We split the data both in the 6:2:2 ratio and the 8:1:1 ratio, to understand which ratio would give better results.

We checked three models: **Decision Tree Classifier**, **Random Forest Classifier** and **Logistic Regression**. This is the tabel with the results we received.

In [150]:
result_models

Unnamed: 0,622,811
DTC,0.785381,0.801242
RFC,0.804044,0.826087
LR,0.744946,0.741433


We see that all models got a better result than the sanity check model.
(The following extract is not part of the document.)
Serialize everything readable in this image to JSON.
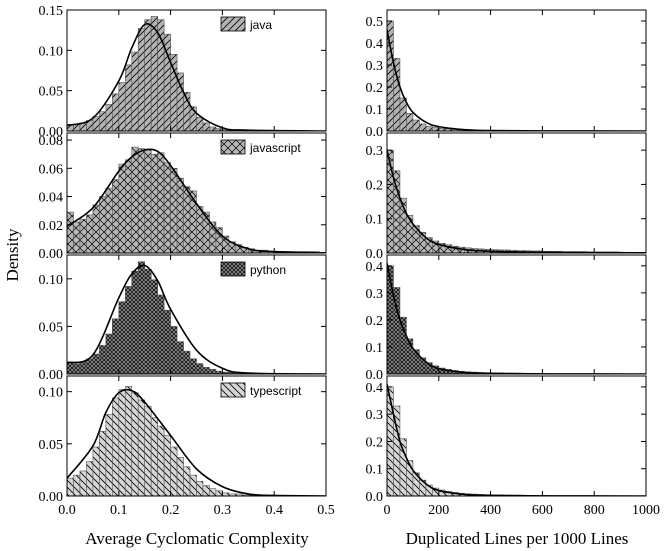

Logistics Regression didn't succeed in giving a better accuracy than the minimal target which was 75%. (It is worth noting that the Logistics Regression split was actually 8:2 and 9:1. Even with extra training data this didn't improve enough the result)
We see in most cases the 8:1:1 ratio gave better results. More training data gives better Learning Models.

The overal winner is: **Random Forest Classifier** with a 8:1:1 split. This gives an **0.826 accuracy**!